ESCRAVIDÃO VIRTUAL
Por Maurino Prim
Quando se fala em escravidão vem
logo à mente a modalidade de servilismo praticado no Brasil até o início do
século XIX. Esse tipo de escravidão tinha como característica o cerceamento da
liberdade física da pessoa. O corpo era aprisionado e transformado em fonte de
energia na produção de mercadorias e serviços. A agente escravizador era uma
outra pessoa, que era o dono e o detentor do direito de usufruir da força
produtiva do escravo. Com a abolição romperam-se as correntes que prendiam o
corpo e, enfim, surgiu a liberdade.
Porém, no decorrer da história,
surgiram outras modalidades de escravidão, tendo como característica a
exploração do homem pelo homem numa relação injusta com a apropriação indébita
do trabalho do empregado pelo patrão. Nesse tipo de escravidão o corpo fica
livre, porém, a força de trabalho está aprisionada a um explorador.

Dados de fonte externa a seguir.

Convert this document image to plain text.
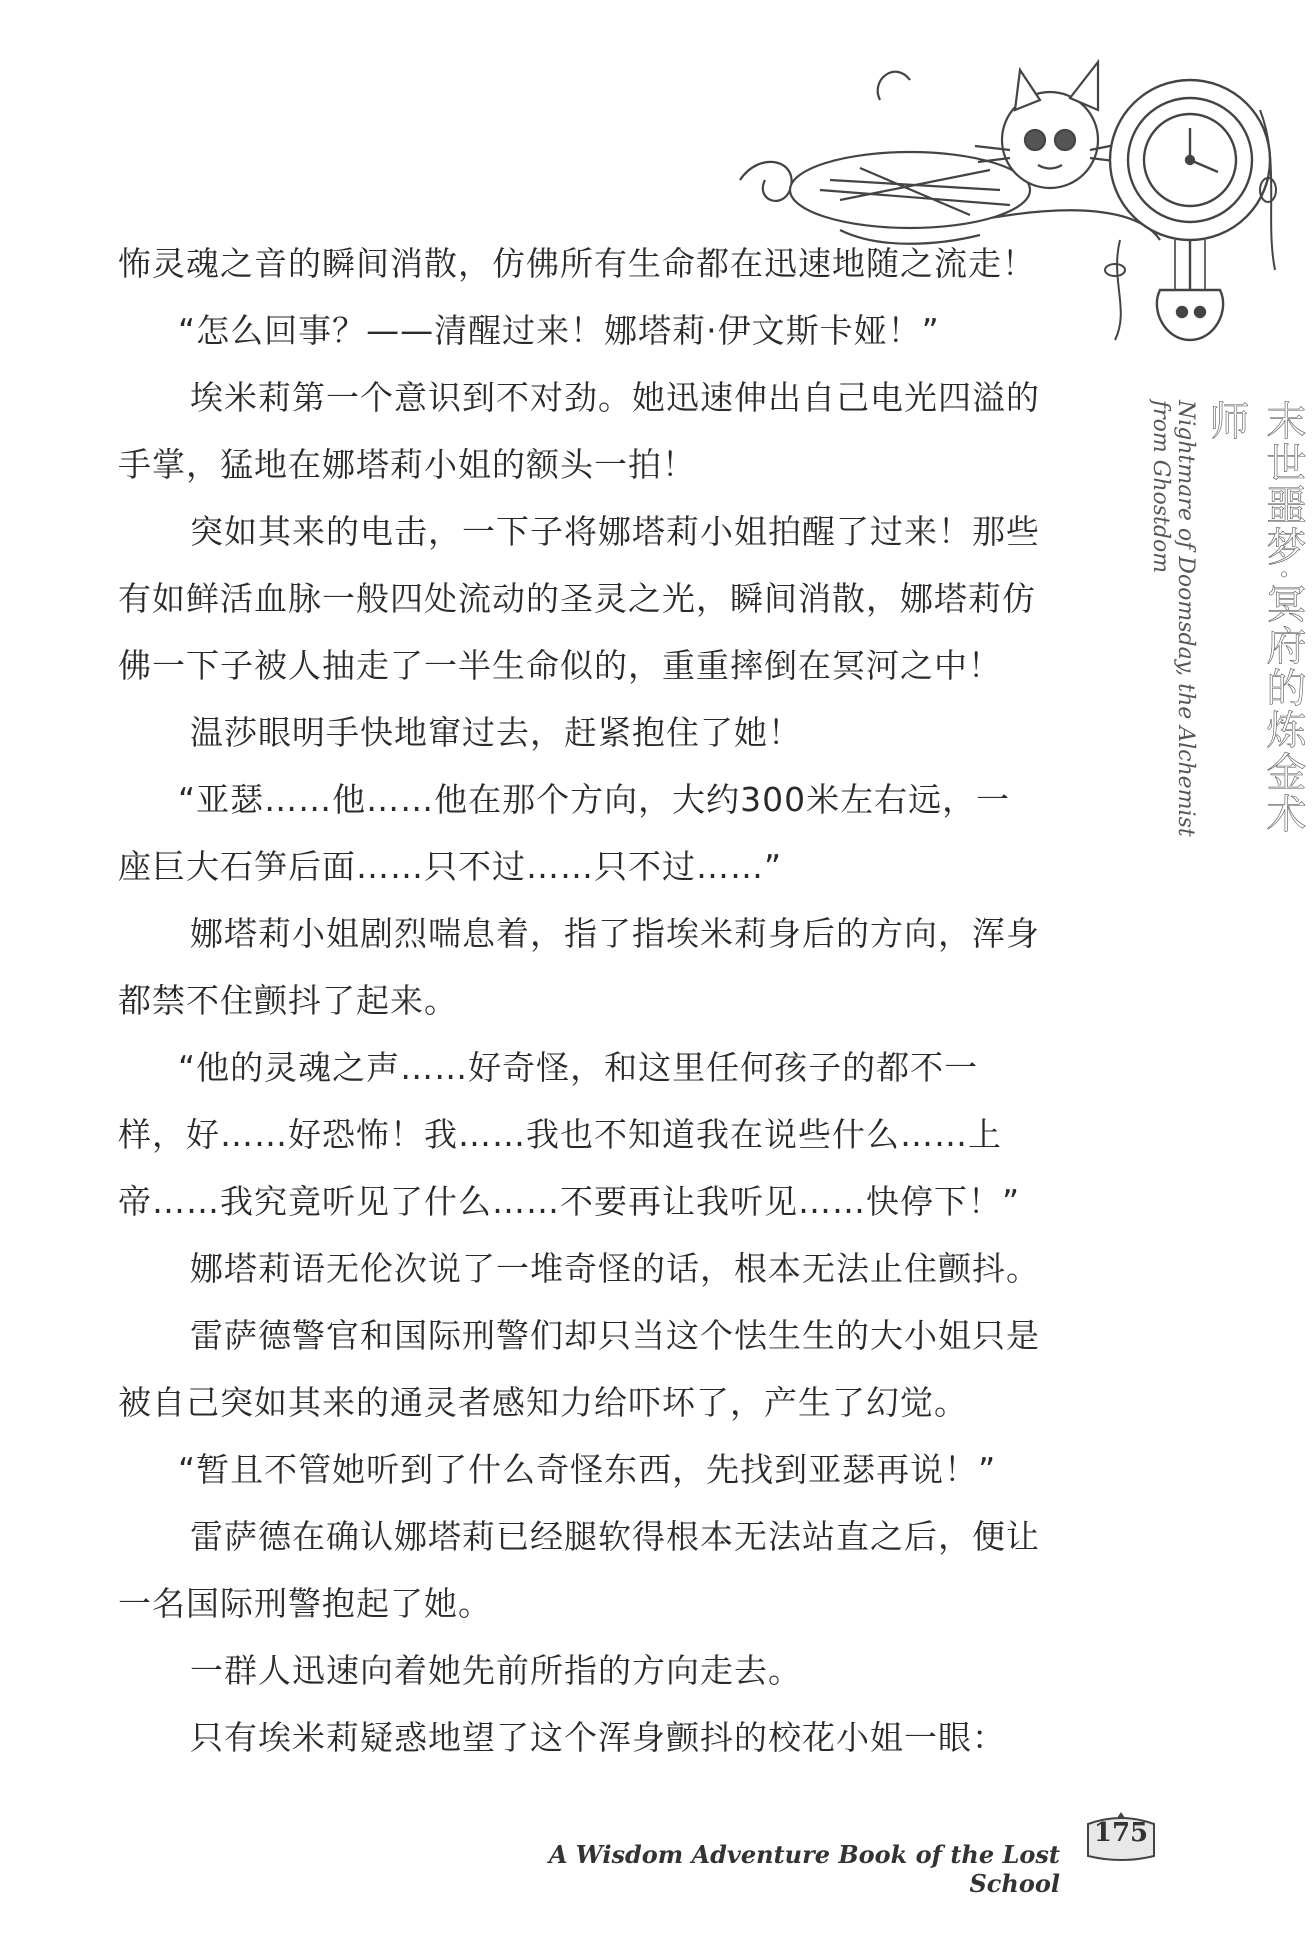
怖灵魂之音的瞬间消散，仿佛所有生命都在迅速地随之流走！
“怎么回事？——清醒过来！娜塔莉·伊文斯卡娅！”
埃米莉第一个意识到不对劲。她迅速伸出自己电光四溢的
手掌，猛地在娜塔莉小姐的额头一拍！
突如其来的电击，一下子将娜塔莉小姐拍醒了过来！那些
有如鲜活血脉一般四处流动的圣灵之光，瞬间消散，娜塔莉仿
佛一下子被人抽走了一半生命似的，重重摔倒在冥河之中！
温莎眼明手快地窜过去，赶紧抱住了她！
“亚瑟……他……他在那个方向，大约300米左右远，一
座巨大石笋后面……只不过……只不过……”
娜塔莉小姐剧烈喘息着，指了指埃米莉身后的方向，浑身
都禁不住颤抖了起来。
“他的灵魂之声……好奇怪，和这里任何孩子的都不一
样，好……好恐怖！我……我也不知道我在说些什么……上
帝……我究竟听见了什么……不要再让我听见……快停下！”
娜塔莉语无伦次说了一堆奇怪的话，根本无法止住颤抖。
雷萨德警官和国际刑警们却只当这个怯生生的大小姐只是
被自己突如其来的通灵者感知力给吓坏了，产生了幻觉。
“暂且不管她听到了什么奇怪东西，先找到亚瑟再说！”
雷萨德在确认娜塔莉已经腿软得根本无法站直之后，便让
一名国际刑警抱起了她。
一群人迅速向着她先前所指的方向走去。
只有埃米莉疑惑地望了这个浑身颤抖的校花小姐一眼：
Nightmare of Doomsday, the Alchemist from Ghostdom	末世噩梦·冥府的炼金术师
A Wisdom Adventure Book of the Lost School
175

Com o advento da tecnologia da
informação, os computadores, a internet, as mídias sociais, os sites de
relacionamentos, os games e tudo que se relaciona ao mundo virtual, surge uma
nova modalidade de escravidão. Não é mais o corpo que fica preso, nem a força
de trabalho. O aprisionamento se dá no cérebro. É a mente que fica subordinada
aos encantos dos efeitos midiáticos proporcionados pelo mundo virtual. As
pessoas perdem a capacidade de existirem livres, sem estarem conectadas com
algum artefato virtual. Nessa modalidade
de escravidão a pessoa tolhe e limita a liberdade a partir de si mesma. Ao
contrário dos outros tipos de servilismo, onde alguém externo é o agente
cerceador da liberdade, aqui temos a aceitação autônoma, uma vez que a pessoa
deixa de ser livre por vontade própria.
Esse fenômeno percebe-se no
cotidiano, onde muitas pessoas não conseguem se sentir bem sem estarem com um
aparelho eletrônico nas mãos, mesmo que não esteja em uso. Outra cena comum nos
encontros sociais em restaurantes e roda de amigos é ver as pessoas fisicamente
próximas, mas conectadas virtualmente com alguém que está distante ou ocupadas
com alguma base de entretenimento eletrônica.

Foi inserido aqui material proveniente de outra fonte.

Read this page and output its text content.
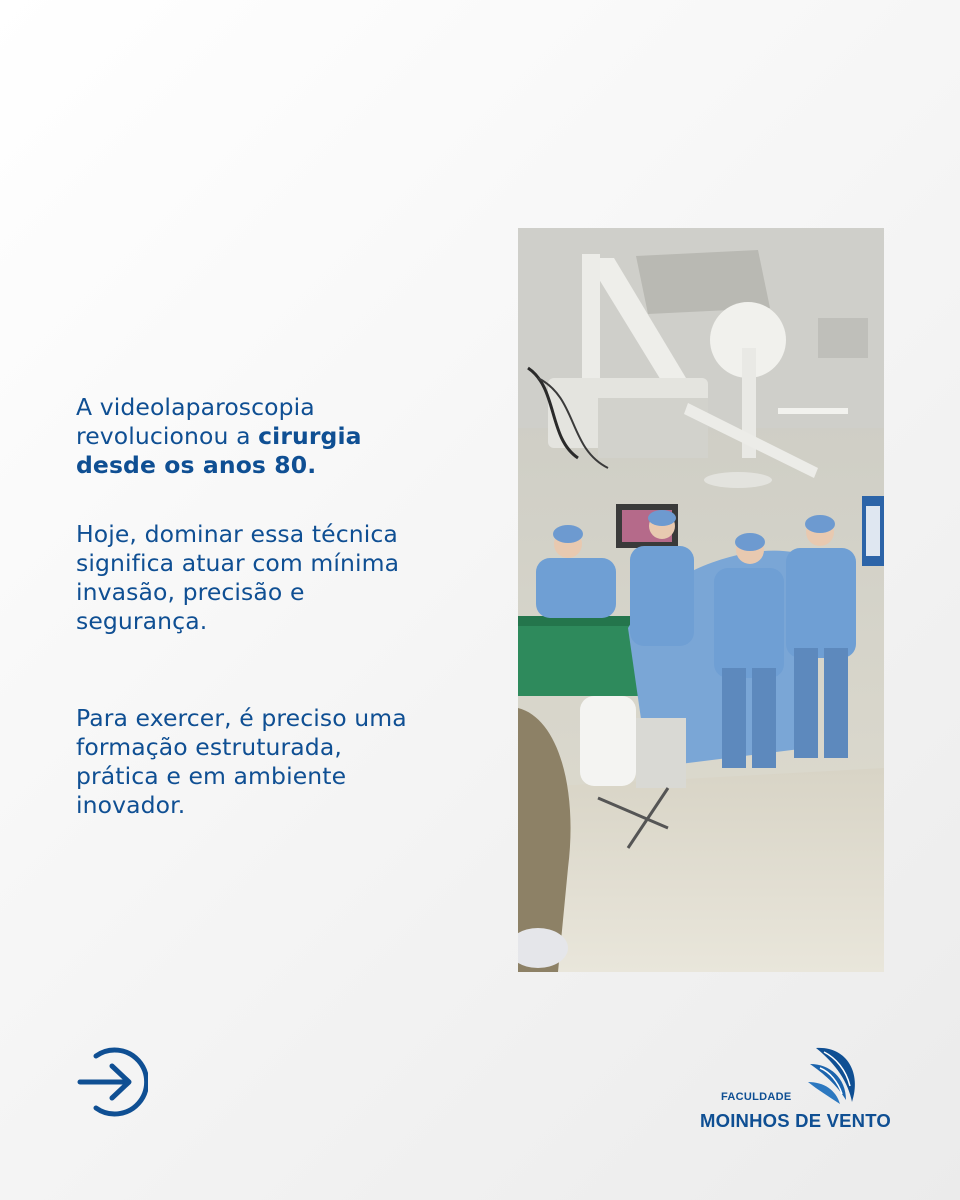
A videolaparoscopia
revolucionou a cirurgia
desde os anos 80.
Hoje, dominar essa técnica
significa atuar com mínima
invasão, precisão e
segurança.
Para exercer, é preciso uma
formação estruturada,
prática e em ambiente
inovador.
FACULDADE
MOINHOS DE VENTO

As consequências maléficas dessa
dependência tecnológica ocorrem nas dificuldades ou inabilidades sociais e
cognitivas. A necessidade de conviver, crucial para a nossa sobrevivência, é
algo que precisa ser aprendido. Essa aprendizagem é essencialmente prática e
ocorre nas múltiplas experiências que fazemos no laboratório da vida no
relacionamento com os outros. Quando nos confinamos em uma plataforma virtual,
deixamos de aprender a viver na sua dimensão real. No aspecto cognitiva ocorrem prejuízos como a
diminuição da criatividade, imaginação, raciocínio e concentração. Esses danos
afetam a qualidade da aprendizagem e o desenvolvimento de habilidades para o
exercício de uma excelência profissional.

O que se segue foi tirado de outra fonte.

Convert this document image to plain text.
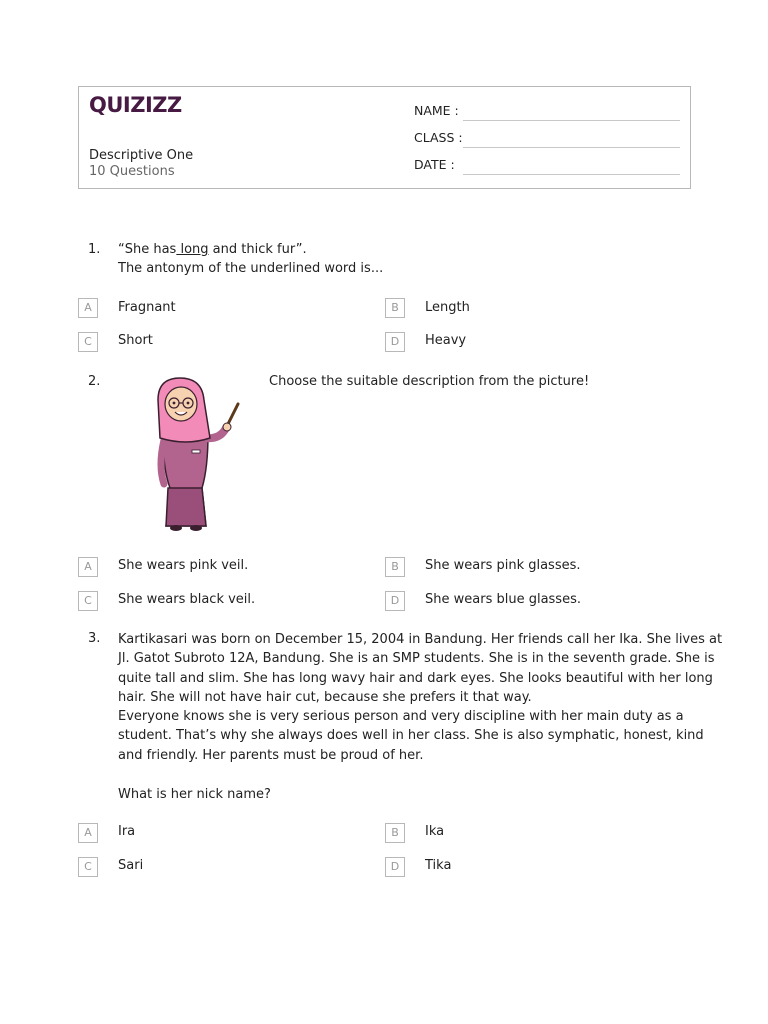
QUIZIZZ
Descriptive One
10 Questions
NAME :
CLASS :
DATE :
1. “She has long and thick fur”.
The antonym of the underlined word is...
A	Fragnant	B	Length
C	Short	D	Heavy
2.	Choose the suitable description from the picture!
A	She wears pink veil.	B	She wears pink glasses.
C	She wears black veil.	D	She wears blue glasses.
3. Kartikasari was born on December 15, 2004 in Bandung. Her friends call her Ika. She lives at
Jl. Gatot Subroto 12A, Bandung. She is an SMP students. She is in the seventh grade. She is
quite tall and slim. She has long wavy hair and dark eyes. She looks beautiful with her long
hair. She will not have hair cut, because she prefers it that way.
Everyone knows she is very serious person and very discipline with her main duty as a
student. That’s why she always does well in her class. She is also symphatic, honest, kind
and friendly. Her parents must be proud of her.
What is her nick name?
A	Ira	B	Ika
C	Sari	D	Tika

Não se trata de querer conspirar
contra as descobertas e as conquistas tecnológicas que a humanidade foi capaz
de produzir e inventar. Trata-se de um alerta para evitar o uso abusivo que
leve a desenvolver uma “dependência tecnológica” ou a maximizar os efeitos
nocivos ao desenvolvimento de nossas potencialidades cognitivas e sociais.
Trata-se de saber usar a tecnologia da informação para os fins necessários e
não se deixar viciar e nos transformar em reféns de um escravismo virtual. A
liberdade plena ocorre quando o corpo, a mente e o espírito não se sentem
aprisionados a nenhum tipo de contingenciamento, exceto os advindos da Lei.